Ensemble

The Ensemble dataset is created using three selected groups of pathways from the GSEA table, and one additional group obtained outside the calculated table for each disease case/subtype, which is referred to as the 4 pathway groups. The method to select the four pathway groups (see Figure below) can be found in the supplementary information (SI).

In the first part of this study, we build a large dataset called Ensemble to measure LLM reproducibility. Next, we compare the Ensemble consensuses to PubMed findings. In this analysis, we discuss PubMed’s potential benefits and limitations.

In the second part of this study, we build a smaller dataset called the Multi-Source Dataset (MSD), which includes the Gemini consensus, PubMed findings, and Human Reviewers consensus. The MSD is used to calculate the Crowdsourced Consensus (CSC)24 and assess the accuracy of each source.

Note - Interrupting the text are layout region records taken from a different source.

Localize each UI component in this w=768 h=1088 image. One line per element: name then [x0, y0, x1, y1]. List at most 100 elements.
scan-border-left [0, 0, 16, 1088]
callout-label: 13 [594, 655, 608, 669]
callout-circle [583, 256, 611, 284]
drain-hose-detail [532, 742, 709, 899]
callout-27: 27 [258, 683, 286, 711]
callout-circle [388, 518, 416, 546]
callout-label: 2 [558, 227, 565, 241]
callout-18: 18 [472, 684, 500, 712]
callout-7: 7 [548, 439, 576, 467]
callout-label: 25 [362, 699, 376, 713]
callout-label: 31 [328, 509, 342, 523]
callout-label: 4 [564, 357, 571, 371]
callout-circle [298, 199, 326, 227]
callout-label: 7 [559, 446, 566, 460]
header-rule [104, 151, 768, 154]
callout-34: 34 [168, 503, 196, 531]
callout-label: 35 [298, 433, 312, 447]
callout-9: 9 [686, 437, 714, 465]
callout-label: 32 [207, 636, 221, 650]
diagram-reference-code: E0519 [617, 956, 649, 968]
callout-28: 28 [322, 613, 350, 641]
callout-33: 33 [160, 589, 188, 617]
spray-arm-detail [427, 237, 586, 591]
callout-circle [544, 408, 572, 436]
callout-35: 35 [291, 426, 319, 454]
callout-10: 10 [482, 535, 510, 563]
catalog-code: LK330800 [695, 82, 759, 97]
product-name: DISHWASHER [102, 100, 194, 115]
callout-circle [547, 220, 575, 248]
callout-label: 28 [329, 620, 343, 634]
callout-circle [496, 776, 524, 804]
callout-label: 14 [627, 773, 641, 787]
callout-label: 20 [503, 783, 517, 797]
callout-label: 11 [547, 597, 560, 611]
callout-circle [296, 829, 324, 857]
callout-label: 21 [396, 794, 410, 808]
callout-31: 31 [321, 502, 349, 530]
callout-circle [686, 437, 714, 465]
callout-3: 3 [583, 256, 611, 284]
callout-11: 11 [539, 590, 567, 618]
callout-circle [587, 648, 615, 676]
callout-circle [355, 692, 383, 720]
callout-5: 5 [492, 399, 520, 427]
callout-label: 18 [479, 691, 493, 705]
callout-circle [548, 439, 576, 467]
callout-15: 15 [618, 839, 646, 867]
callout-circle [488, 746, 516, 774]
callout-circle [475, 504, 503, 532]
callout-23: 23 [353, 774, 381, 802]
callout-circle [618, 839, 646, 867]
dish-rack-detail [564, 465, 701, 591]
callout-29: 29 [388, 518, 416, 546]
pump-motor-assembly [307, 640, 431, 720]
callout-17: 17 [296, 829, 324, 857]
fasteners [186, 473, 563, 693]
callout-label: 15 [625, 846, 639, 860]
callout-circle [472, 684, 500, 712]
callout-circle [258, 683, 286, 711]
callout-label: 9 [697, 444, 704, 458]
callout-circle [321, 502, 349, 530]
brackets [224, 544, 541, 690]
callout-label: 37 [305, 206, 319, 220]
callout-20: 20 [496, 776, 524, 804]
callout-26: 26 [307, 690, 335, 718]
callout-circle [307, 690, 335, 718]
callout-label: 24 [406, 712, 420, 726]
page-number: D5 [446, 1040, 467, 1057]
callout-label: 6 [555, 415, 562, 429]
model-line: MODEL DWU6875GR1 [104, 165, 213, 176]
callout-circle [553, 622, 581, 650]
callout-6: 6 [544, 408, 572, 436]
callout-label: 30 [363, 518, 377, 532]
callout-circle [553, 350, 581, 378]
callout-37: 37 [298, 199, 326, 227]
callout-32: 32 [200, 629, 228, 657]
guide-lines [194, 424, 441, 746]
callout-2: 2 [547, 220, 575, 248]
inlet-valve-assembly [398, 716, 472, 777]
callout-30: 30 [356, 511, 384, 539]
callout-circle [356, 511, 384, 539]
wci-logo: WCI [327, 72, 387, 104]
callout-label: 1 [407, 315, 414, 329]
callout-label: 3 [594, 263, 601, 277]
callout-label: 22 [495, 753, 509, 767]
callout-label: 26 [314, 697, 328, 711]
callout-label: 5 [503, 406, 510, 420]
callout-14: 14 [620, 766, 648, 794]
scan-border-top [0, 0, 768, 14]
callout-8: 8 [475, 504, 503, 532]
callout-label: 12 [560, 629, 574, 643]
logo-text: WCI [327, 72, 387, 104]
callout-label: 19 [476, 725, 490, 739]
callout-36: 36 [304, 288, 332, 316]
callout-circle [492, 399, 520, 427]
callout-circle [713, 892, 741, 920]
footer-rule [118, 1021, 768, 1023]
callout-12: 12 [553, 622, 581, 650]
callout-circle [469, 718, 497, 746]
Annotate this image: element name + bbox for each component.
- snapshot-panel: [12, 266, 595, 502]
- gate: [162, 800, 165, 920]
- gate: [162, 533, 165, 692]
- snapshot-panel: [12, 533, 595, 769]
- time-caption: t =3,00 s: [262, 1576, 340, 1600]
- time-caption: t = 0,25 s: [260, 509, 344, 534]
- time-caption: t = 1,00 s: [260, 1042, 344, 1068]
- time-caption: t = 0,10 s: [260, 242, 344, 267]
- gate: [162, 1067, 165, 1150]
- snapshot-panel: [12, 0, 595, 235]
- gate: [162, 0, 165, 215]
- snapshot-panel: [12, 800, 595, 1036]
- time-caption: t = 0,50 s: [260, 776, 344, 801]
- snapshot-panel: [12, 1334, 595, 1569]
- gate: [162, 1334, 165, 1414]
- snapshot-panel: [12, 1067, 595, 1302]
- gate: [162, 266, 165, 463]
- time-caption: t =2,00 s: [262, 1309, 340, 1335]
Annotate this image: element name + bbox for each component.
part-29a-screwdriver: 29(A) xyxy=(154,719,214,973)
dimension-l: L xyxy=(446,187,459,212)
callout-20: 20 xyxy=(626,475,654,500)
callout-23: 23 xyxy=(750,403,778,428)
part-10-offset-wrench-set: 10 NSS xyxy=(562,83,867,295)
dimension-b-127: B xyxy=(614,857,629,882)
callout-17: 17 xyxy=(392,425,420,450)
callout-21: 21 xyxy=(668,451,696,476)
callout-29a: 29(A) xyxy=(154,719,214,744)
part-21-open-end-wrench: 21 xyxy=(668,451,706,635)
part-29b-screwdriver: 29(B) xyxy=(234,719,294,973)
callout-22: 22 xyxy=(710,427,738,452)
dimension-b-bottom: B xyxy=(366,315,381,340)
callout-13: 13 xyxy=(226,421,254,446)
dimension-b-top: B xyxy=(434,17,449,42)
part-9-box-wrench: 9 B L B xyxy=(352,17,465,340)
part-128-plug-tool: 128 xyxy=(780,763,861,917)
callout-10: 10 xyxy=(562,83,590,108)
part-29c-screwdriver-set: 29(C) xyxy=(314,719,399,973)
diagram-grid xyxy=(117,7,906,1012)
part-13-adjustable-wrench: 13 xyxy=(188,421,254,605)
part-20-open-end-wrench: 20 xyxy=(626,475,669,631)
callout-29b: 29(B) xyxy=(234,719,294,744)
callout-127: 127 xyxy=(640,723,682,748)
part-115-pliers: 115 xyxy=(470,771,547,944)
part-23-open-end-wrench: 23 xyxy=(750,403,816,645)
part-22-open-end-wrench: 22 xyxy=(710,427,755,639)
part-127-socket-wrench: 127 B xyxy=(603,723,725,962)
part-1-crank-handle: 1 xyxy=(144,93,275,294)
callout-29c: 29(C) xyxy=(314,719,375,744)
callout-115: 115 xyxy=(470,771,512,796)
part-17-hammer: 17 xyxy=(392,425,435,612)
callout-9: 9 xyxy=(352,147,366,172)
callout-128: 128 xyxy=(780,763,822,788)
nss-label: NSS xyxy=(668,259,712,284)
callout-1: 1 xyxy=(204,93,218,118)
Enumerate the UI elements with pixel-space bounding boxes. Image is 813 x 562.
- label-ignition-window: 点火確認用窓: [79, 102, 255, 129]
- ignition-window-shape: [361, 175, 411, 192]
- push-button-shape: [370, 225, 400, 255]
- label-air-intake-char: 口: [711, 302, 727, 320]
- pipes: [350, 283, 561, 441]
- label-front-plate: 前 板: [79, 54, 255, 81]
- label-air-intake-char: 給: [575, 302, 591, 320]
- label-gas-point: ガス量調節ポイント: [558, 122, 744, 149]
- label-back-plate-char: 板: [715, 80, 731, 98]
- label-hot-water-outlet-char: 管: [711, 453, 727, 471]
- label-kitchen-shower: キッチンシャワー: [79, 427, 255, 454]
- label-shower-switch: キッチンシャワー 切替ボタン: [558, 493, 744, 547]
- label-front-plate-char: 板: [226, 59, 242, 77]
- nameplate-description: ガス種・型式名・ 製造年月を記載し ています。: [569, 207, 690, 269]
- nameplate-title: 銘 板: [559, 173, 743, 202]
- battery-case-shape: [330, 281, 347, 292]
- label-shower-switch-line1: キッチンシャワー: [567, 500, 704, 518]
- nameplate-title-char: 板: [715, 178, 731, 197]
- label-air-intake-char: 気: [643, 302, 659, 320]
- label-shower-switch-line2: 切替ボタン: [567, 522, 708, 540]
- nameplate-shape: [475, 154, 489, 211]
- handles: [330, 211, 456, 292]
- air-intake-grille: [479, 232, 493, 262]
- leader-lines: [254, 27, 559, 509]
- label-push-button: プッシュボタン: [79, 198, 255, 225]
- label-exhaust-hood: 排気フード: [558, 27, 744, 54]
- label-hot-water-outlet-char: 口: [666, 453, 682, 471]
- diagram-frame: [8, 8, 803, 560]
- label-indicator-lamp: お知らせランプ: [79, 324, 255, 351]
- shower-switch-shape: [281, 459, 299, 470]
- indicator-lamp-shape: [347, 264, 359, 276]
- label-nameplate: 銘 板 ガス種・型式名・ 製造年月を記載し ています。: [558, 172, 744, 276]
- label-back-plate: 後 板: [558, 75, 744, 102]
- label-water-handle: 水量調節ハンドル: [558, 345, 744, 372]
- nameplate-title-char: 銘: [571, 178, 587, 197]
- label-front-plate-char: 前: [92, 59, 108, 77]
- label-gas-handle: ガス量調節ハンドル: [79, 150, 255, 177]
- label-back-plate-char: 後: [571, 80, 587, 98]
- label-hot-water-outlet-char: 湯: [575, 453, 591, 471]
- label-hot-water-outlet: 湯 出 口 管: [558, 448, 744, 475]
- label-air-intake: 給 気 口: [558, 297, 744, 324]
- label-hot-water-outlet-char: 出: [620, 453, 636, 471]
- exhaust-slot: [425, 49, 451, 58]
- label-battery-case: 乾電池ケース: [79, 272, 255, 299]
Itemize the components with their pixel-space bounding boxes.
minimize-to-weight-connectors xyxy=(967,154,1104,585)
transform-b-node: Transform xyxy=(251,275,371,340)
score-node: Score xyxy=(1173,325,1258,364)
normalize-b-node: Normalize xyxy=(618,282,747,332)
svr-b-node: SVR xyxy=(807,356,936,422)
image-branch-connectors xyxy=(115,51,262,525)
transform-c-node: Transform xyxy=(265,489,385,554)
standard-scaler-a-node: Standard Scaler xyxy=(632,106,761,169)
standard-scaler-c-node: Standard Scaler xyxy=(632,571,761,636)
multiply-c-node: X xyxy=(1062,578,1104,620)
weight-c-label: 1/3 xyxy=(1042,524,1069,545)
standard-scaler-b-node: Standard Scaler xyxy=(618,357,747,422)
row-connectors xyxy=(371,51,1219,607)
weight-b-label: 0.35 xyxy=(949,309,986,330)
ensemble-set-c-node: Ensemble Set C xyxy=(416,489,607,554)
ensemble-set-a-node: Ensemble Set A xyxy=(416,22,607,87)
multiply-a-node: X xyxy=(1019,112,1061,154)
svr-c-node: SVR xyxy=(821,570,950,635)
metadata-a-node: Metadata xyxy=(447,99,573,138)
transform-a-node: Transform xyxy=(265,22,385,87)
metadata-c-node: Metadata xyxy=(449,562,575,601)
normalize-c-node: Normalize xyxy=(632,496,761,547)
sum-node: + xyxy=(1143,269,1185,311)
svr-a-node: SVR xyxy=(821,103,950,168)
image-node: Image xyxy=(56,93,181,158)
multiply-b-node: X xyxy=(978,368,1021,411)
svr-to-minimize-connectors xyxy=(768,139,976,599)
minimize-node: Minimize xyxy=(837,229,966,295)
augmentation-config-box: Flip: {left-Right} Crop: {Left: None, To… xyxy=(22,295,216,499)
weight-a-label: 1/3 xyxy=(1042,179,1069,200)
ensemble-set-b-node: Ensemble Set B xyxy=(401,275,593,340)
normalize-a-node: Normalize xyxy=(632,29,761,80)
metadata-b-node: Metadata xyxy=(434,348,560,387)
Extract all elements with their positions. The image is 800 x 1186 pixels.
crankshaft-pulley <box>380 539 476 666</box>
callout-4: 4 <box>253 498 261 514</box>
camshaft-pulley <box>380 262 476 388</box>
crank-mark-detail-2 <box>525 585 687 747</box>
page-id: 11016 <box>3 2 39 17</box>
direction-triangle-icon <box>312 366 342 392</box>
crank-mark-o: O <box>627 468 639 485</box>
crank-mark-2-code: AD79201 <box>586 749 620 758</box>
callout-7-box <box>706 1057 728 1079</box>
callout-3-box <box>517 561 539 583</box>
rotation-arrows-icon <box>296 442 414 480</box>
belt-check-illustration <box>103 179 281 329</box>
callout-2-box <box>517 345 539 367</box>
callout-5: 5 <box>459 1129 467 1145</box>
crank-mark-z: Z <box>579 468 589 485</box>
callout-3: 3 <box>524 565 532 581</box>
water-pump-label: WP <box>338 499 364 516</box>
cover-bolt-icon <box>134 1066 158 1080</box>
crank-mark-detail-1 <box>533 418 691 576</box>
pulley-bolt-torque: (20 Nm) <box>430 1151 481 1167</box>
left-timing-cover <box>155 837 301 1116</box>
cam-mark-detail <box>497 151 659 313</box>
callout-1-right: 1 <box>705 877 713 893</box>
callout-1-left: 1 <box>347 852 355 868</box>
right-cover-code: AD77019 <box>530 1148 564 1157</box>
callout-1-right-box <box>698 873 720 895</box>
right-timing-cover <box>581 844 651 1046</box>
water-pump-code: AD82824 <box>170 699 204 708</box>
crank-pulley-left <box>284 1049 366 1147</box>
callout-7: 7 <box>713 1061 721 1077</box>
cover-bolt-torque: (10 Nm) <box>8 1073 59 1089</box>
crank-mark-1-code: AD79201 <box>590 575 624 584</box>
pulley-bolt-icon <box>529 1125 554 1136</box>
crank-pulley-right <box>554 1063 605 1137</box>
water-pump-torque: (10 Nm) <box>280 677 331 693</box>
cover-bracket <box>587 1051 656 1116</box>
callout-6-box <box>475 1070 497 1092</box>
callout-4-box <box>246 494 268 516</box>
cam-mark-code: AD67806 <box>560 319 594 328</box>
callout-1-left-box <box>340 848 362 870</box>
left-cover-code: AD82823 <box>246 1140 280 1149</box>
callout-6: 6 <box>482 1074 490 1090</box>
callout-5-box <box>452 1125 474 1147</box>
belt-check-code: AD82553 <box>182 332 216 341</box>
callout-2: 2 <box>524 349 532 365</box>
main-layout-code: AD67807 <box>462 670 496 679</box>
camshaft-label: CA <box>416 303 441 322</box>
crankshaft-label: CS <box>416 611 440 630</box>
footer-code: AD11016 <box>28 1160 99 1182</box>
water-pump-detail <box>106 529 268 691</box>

In A, one can visualise the enriched pathway table from which we gather the selected pathways to build the Ensemble dataset. Pathways were calculated according to GSEA and pathway groups are divided into 4 groups: 1) the default enriched pathways and additional pathways having n pathways (G0), 2) n pathways in the middle of the table (G1), 3) n pathways at the end of the table (G2), and 4) n randomly selected pathways (G3) obtained using the complementary Reactome table without the calculated GSEA pathways. In B, one can visualise the Multi-Model Consensus (MMC) table, and in C, the hard-reproducibility, followed by, in D, the soft-reproducibility, the last, also containing the PubMed x Ensemble agreement.

Ensemble Model

The Ensemble allows for evaluating the “hard reproducibility” (focusing on each pathway answer) and the “soft reproducibility” (focusing on each pathway consensus) by comparing results across multiple runs or Gemini models. We also compare each pathway consensus to each PubMed finding using the Gemini MMC.

The first summary table is the One-Model Consensus (OMC), which determines the consensus for each pathway by identifying the most frequently voted answer among the 4DSSQ using a single Gemini model and a single run. Next, we combine many OMCs from different Gemini models, creating a more robust consensus table called the Multi-Model Consensus (MMC).

In addition to Gemini and PubMed results, we introduced human evaluation, which consists of sending the same list of pathways to researchers and students. The MSD allows for calculating the Crowdsourced Consensus (CSC) and assessing the accuracy of Gemini, PubMed, and human evaluations.